The immediate provocation for this post is of course a front-page report in the Bombay Times of 25 September 2005 that says more and more couples want to get each other tested for HIV before marriage just the way it’s a practice to match horoscopes. Whether it’s a trend is questionable – the last time I was closely involved in match-making was more than 5 years ago when my cousin was eager for a bride. And I do not yet expect someone about to be engaged to talk about how their HIV tests are negative/positive and the marriage proposal is at the next state of negotiation/finalized. Especially at a time when HIV is still the ‘disease’ that dare not speak its name. (This week’s report in The Indian Express Mumbai Newsline on the inhuman treatment – pardon the pun – of HIV positive patients is enough proof if any were needed. If medical personnel can be so bigoted, why fault the lay person?).
Coming back to the issue of pre-marital testing, it’s no wonder that this ‘trend’ started in rural India – this is not an ideal world so perhaps in the real world information gets infected by the time it is transmitted from scientific journals to the Indian villager. I remember reading media reports on at least two villages – one in Punjab and the other in Maharashtra (scroll down each page to read the respective story ) – that proposed making HIV testing compulsory. (Even Goa, had this idea before better sense prevailed – and kudos to the Times journo for this report.) A crazy idea doesn’t take time to take root in a climate of fear and ignorance, a climate where even talking about safer sex is shameful. (Of course, there’s the other extreme of Pune’s Osho Ashram – or whatever the official name for this ghetto now – where this business of HIV testing really started, but then we know why they have such a strong fear.) So don’t ask me what these guys were smoking when they came up with the idea.
Ask what some of today’s journos and lawyers smoke though. Instead of pointing out the ludicrousness, the media publicizes the ‘trend’ and helps society give it sanction. The Bombay Times feature even espouses the idea (“the situation in the urban areas has improved with many couples willing to go through the test”). Then there’s this gem of a quote attributed to an advocate (as in lawyer) from a organization that calls itself the Maharashtra Law Graduate Association. (The MLGA has even filed a public interest litigation asking for pre-marital HIV testing to be made compulsory!) The report reads: “a considerable number of women have contracted the virus post marriage. “It may happen the other way round too where a man contracts the virus after marriage. However, most cases that we’ve come across are where women become victims of this.” Need one spell out why the idea is daft and self-defeating?
Has anyone heard of the window period? That’s the three-week to three-month period when the virus does not show up in a HIV test even though you are carrying it. What if A who is infected marries B in the window period, and even makes B pregnant during this time? And what if A gets infected after marriage whether through sex outside marriage or any of the other modes of transmission? Ok, forget HIV, what if A has Hepatitis B which transmits even more easily than HIV and can be fatal as well? While we are testing, we might as well test for STIs. And tuberculosis as well, which most of us carry anyway. The Sindhis, Kutchis, etc. test for thalasasemia. Heck, let’s test the genes of all brides and grooms as well and evaluate whether our babies will be super-babies with the right genetic mix. At the end of all the tests, we can double-check against the horsoscopes to see that a disease-free future’s guaranteed for the couple.

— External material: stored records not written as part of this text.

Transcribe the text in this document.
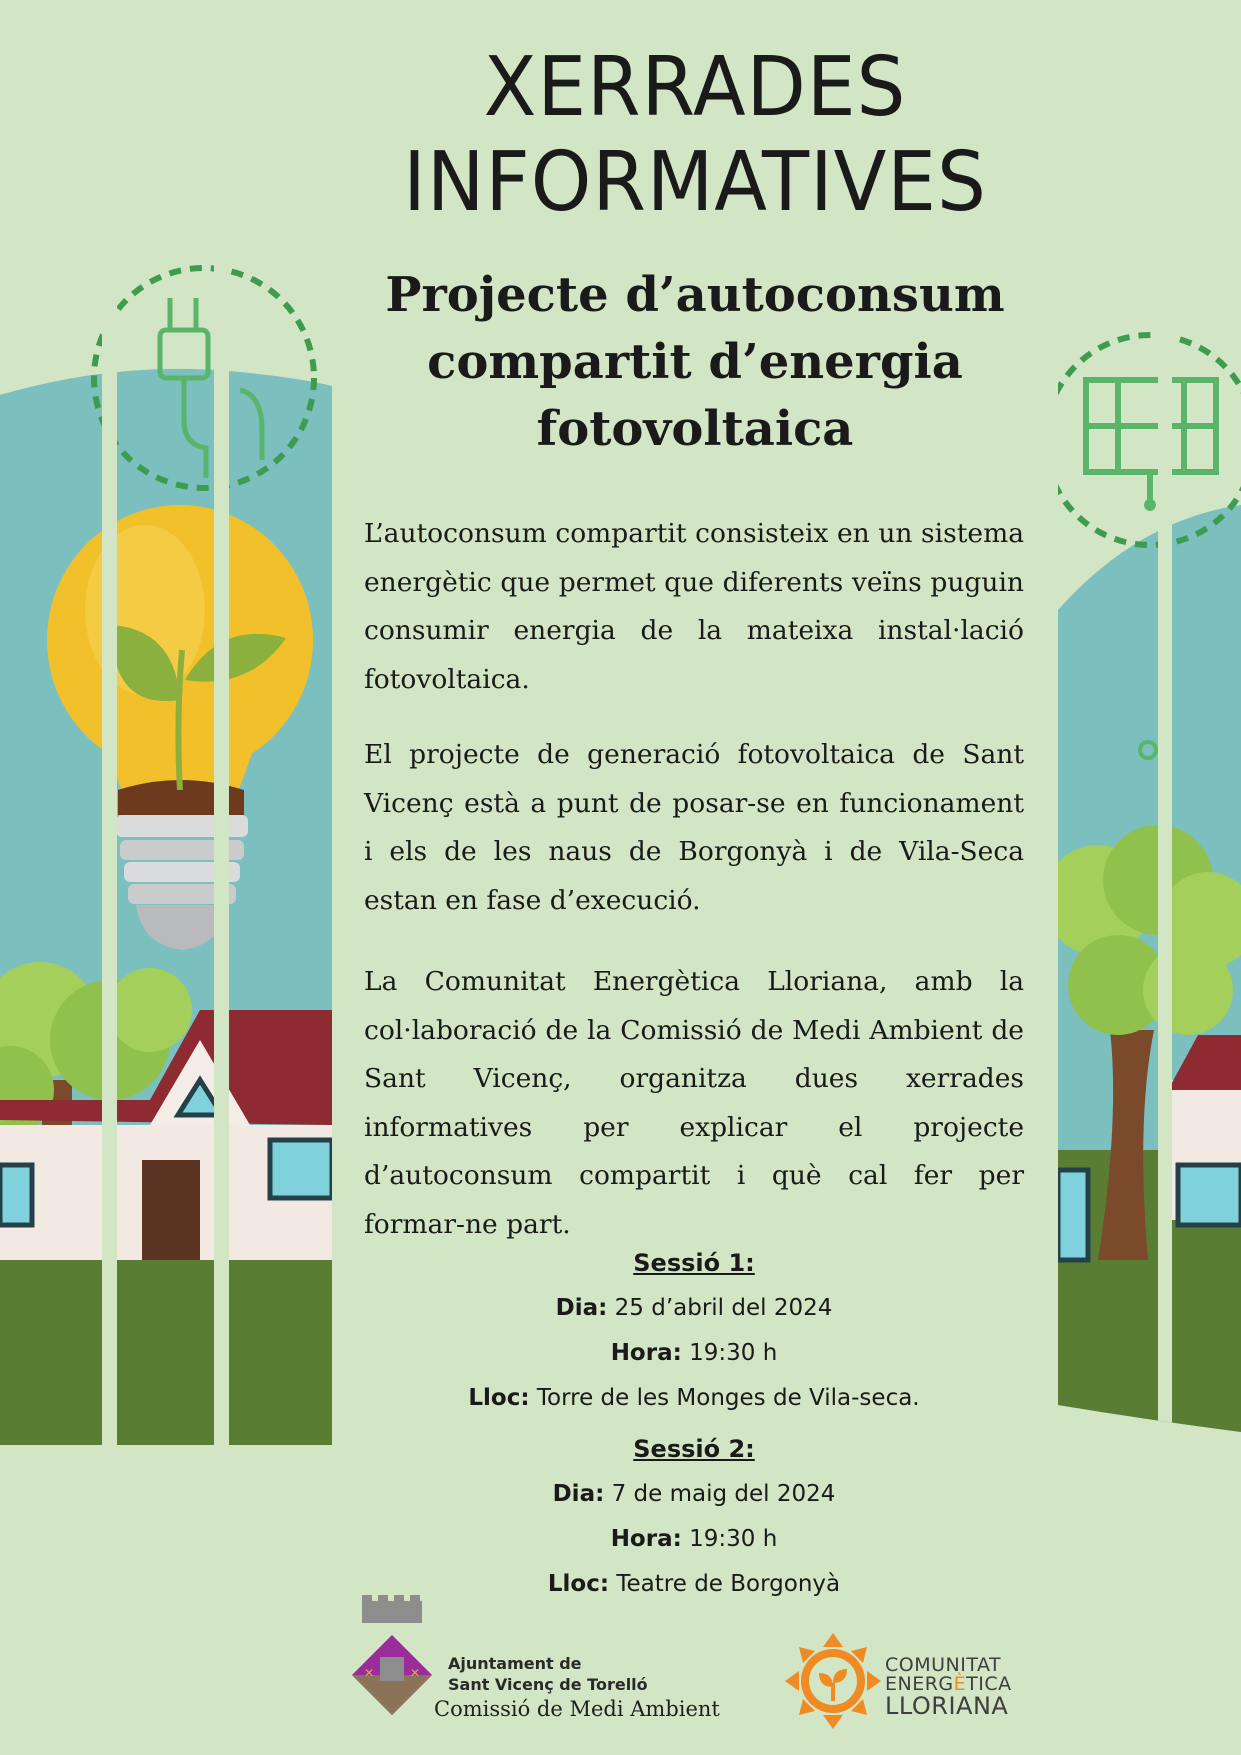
XERRADES
INFORMATIVES
Projecte d’autoconsum
compartit d’energia
fotovoltaica

L’autoconsum compartit consisteix en un sistema energètic que permet que diferents veïns puguin consumir energia de la mateixa instal·lació fotovoltaica.

El projecte de generació fotovoltaica de Sant Vicenç està a punt de posar-se en funcionament i els de les naus de Borgonyà i de Vila-Seca estan en fase d’execució.

La Comunitat Energètica Lloriana, amb la col·laboració de la Comissió de Medi Ambient de Sant Vicenç, organitza dues xerrades informatives per explicar el projecte d’autoconsum compartit i què cal fer per formar-ne part.

Sessió 1:
Dia: 25 d’abril del 2024
Hora: 19:30 h
Lloc: Torre de les Monges de Vila-seca.
Sessió 2:
Dia: 7 de maig del 2024
Hora: 19:30 h
Lloc: Teatre de Borgonyà
✕	✕ Ajuntament de
Sant Vicenç de Torelló
Comissió de Medi Ambient
COMUNITAT
ENERGÈTICA
LLORIANA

As Osho would have said – he should have if he didn’t – life holds no guarantee. Not even the guarantee that your spouse will remain faithful and honest to you – of course, that brings in a lot of awkwardness and unpleasant questions about marital relationships. So let’s just say that the only certainty in life is death.
But there are still some prospective couples (and this applies to positive gay men as well) who want to ensure conjugal bliss even if HIV is their soul mate. (I am not saying the virus is a death certificate but at least a reality check is in order.) So witness the matrimonials in some pockets of this country (which The Indian Express gushed about on its pages a few months ago), of HIV positive spouses seeking mates similarly qualified. IE should have also warned them about possible superinfection and its yet unknown outcome. In our example, this happens when A who is already infected with HIV, gets infected with one of the many other strains of HIV. This kind of superinfection is old news, by the way. If you are US-based and you do have a superinfection, you can now consider enrolling in a study being planned to understand its effects. So far, it seems there is even a “window of susceptibility” to a superinfection.
So you see, if you are starting out on the road to a ‘happy married life’, an HIV test is not the answer. If you are insist on an answer, all I can simply say is: trust in your spouse and leave the rest to God/Higher Power/Destiny.